Thursday, August 11, 2011
Nautical Petroleum plc

Nautical announced that the Kraken 9/02b-5 pilot well, located in UKCS North Sea Block 9/2b, has successfully encountered oil in the Heimdal III sandstone interval.

The pilot well was drilled to a total depth of 4,785 feet Measured Depth (MD). The top of the target Heimdal III reservoir was encountered at 4,168 feet MD and the overall sand interval has a gross thickness of 145 feet. The well has exceeded predrill expectations, with a thicker net oil pay than expected. Preliminary log evaluation indicates a calculated net oil pay of 94 feet True Vertical Thickness (TVT), with average porosity of 38% and average oil saturation of 78%. As anticipated, an Oil Water Contact (OWC) was not encountered at this location.

The well was designed to target an area of strong amplitude anomalies interpreted on Coloured Inversion seismic data.
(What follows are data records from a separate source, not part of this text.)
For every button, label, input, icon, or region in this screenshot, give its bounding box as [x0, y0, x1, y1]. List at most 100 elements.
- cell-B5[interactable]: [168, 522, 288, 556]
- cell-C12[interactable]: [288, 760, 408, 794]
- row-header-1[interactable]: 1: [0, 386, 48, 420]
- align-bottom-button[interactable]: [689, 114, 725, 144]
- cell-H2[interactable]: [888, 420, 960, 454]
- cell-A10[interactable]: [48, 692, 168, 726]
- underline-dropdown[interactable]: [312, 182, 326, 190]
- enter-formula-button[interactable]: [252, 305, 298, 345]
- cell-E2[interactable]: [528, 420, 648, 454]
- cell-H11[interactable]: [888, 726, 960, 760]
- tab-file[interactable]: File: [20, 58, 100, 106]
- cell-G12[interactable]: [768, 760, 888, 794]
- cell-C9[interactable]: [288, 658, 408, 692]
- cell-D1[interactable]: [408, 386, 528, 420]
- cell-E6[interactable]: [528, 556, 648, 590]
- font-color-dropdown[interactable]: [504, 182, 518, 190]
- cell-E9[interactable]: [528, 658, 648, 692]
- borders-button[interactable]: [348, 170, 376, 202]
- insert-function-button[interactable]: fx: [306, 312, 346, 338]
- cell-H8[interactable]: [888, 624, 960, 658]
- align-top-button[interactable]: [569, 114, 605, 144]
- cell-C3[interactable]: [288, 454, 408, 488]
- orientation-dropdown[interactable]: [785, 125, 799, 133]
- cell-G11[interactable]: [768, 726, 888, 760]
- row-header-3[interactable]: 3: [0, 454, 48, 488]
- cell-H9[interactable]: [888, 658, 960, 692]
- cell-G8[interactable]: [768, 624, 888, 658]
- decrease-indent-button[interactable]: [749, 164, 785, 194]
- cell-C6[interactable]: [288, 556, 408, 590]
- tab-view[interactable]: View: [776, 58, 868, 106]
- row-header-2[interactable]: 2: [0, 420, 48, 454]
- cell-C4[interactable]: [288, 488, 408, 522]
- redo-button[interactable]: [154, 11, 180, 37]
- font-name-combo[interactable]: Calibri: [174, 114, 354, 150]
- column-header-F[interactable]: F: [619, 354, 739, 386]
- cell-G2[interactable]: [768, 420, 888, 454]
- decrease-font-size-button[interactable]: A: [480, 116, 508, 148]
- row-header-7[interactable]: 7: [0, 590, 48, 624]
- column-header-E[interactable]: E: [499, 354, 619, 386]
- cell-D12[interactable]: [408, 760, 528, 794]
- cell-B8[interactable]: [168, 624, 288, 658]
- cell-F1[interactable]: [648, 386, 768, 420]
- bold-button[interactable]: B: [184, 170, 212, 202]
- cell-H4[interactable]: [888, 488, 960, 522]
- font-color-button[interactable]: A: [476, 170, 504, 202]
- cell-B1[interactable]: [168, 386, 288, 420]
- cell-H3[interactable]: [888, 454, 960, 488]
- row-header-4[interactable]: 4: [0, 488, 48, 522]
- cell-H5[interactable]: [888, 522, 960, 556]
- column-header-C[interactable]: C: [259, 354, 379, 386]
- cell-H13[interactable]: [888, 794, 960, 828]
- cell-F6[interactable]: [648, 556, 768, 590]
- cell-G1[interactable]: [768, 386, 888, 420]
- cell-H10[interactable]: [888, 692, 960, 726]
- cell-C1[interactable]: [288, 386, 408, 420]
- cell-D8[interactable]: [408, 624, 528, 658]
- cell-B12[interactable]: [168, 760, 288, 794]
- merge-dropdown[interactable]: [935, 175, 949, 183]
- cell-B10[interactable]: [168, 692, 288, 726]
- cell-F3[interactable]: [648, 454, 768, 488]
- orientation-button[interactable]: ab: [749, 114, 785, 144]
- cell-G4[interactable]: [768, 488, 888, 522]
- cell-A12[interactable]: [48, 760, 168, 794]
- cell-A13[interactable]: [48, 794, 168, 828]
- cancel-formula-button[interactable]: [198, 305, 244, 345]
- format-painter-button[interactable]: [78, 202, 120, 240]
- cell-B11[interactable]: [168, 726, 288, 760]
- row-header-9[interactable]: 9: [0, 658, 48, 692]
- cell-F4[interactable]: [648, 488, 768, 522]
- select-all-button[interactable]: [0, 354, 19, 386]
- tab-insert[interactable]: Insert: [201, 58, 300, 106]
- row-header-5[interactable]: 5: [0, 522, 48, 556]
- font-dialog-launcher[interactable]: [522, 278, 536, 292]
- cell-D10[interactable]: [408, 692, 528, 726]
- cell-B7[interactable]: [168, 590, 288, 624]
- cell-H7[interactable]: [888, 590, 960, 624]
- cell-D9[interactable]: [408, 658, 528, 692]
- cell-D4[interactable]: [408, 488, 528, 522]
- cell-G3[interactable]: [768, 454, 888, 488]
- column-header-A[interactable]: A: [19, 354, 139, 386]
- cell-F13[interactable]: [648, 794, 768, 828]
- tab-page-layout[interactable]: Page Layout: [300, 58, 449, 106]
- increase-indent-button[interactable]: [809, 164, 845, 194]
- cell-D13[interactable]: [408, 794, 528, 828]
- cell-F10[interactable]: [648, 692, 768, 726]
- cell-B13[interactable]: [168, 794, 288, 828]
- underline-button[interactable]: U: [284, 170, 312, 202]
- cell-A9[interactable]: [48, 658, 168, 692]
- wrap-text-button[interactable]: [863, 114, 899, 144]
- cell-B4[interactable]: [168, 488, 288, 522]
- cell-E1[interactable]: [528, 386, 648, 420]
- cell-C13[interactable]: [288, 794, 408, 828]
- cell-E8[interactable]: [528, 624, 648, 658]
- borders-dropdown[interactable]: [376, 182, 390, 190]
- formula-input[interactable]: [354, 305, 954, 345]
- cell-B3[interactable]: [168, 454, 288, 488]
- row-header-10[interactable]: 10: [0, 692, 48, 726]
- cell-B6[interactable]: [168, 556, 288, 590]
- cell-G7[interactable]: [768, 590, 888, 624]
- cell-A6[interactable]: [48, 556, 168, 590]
The net oil pay encountered correlates with the seismic, providing increased confidence for using these seismic techniques for the selection of locations of development wells.

Following the successful completion of the pilot well, the co-venturers will now commence the drilling of a horizontal sidetrack of up to 600m, which will be completed with a gravel pack and tested using an Electric Submersible Pump (ESP). This activity is expected to take approximately 40 days in total, subject to weather and any operational downtime.

Nautical has a 50% interest in Block 9/2b and is the operator. The other participants are Celtic Oil Limited, a fully owned subsidiary of First Oil Expro Limited (30%) and Canamens Energy North Sea Limited (20%).

Steve Jenkins, Nautical's Chief Executive Officer, commented, "This is an excellent start to the appraisal activity. The well has encountered the thickest net pay in the field to date and has exceeded our pre-drill expectations. We now have five successful penetrations of the main reservoir in the core area of the field. We look forward to commencing the 9/02b-5Z sidetrack, which aims to prove a commercial flow rate on contingent resources of 83 MMbo, net to Nautical."